DUKE'S PLACE
Pianist Bill Susman and bassist Tim Enos in works by Duke Ellington and Billy Strayhorn. Jan. 14, Fort Mason Center, San Francisco, CA.
Everyone is unique. And an individual style of dress, or tone of voice, a favorite word, or maybe just a gesture or a phrase can speak volumes. Composers are expected to be individual, and we want them to tell us something funny or deep in an entirely personal way. The best have instantly identifiable sounds. Duke Ellington (1899-1974) and his "composing and arranging companion" Billy Strayhorn (1910-1967) have unique styles, but they complement each other too. Bay Area composer-pianist Bill Susman and his fluid bassist Tim Enos gave a thorough and thoroughly musical demonstration of their uniqueness and compatibility. And they had a lot to choose from: the Ellington-Strayhorn Songbook contains well over a thousand items, and with a tresure trove that rich you can afford to be selective. Susman and Enos chose 16 out of a possible 21 gems, and the pianist, in particular, stressed their harmonic similarities both in his remarks -- with musical examples -- and in his playing.
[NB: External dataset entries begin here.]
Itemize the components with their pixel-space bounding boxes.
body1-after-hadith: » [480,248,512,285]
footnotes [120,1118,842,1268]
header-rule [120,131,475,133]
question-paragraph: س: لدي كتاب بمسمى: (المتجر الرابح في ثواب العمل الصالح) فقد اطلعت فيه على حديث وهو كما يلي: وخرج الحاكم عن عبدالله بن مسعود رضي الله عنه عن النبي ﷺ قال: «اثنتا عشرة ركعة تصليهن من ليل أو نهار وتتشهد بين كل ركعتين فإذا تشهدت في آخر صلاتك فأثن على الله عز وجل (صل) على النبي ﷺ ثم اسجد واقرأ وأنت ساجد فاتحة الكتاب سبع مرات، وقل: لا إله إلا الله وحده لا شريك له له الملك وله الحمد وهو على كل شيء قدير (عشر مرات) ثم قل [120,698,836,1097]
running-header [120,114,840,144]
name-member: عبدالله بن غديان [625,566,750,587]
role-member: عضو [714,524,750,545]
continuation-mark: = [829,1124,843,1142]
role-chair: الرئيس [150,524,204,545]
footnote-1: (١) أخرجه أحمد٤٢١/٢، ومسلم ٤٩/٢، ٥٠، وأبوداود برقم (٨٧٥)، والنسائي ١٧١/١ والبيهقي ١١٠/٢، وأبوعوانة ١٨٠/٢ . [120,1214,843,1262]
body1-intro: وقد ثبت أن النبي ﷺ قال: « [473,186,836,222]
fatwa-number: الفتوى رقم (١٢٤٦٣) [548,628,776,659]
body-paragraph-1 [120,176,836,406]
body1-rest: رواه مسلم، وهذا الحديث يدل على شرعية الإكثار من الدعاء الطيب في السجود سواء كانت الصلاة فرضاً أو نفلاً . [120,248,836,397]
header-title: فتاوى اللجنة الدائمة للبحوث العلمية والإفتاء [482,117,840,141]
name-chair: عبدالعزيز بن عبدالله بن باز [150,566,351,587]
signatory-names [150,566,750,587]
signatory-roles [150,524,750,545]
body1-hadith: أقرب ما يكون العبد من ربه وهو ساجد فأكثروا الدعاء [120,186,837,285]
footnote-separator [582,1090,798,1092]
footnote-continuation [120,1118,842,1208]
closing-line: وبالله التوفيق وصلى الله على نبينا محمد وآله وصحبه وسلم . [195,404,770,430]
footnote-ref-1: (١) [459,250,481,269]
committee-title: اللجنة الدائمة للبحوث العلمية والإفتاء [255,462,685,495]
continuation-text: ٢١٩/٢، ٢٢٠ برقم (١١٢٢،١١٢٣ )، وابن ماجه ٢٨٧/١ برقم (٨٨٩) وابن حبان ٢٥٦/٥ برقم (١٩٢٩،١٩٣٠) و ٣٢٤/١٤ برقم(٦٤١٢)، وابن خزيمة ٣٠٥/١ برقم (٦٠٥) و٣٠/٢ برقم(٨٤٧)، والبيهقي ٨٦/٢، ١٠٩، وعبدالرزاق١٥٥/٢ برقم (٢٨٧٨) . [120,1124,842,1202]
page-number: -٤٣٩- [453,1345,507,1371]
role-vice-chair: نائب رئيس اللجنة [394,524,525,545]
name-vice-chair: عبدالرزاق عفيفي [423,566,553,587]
A device common to both composers is the frequent use of descending chromatic lines, usually in minor. The altered chords of Ellington's signature tune, "Take the "A" Train", which was actually written by Strayhorn in 1941 (he joined the band in '39), are a good example, and show how well he assimilated Duke's style. The "Black and Tan Fantasy" (1927) (trumpeter Bubber Mileyco-author) became, in this performance, a moody, majestic, "primitive" blues, which takes off from the funeral march slow movement in Chopin's Bb minor piano sonata #2, Op. 35. Duke's style was steeped in the blues and the pair emphasized this feeling here and elsewhere in the program, with smooth, seductive playing, or by using jabbing single notes or chords. "C-Jam Blues" (1941) got the party treatment, and the 1946 "Just Squeeze Me", which was one of Ella Fitzgerald's big numbers, received requisite attention. And famous ballads like "In a Sentimental Mood" (1935), the Strayhorn "DayDream" (1940) -- so chromatic here it was almost a nightmare -- and "Sophisticated Lady" (1932) with its flatted fifths (tritones) were mined for their melancholy. And speaking of melancholy, the duo played Strayhorn's "Passion Flower" (1944) and "Chelsea Bridge" (1941), and there were those descending chromatics again.But our favorites were Ellington's 1937 "Caravan" (trumpeter Juan Tizol co-author), which displayed Susman's steady, heavy left hand vamp, and "Sunset and the Mockingbird" from "The Queen's Suite" (1959) -- written as a personal gift for Elizabeth II -- which showed the personal touches of both -- Strayhorn's static, impressionist colors, and Duke's ornamented, almost Oriental turns, which re-surfaced in his ballet for Alvin Ailey ballet The River (1970), and in other late works.A small, but entranced audience, listened intently, and applauded vociferously.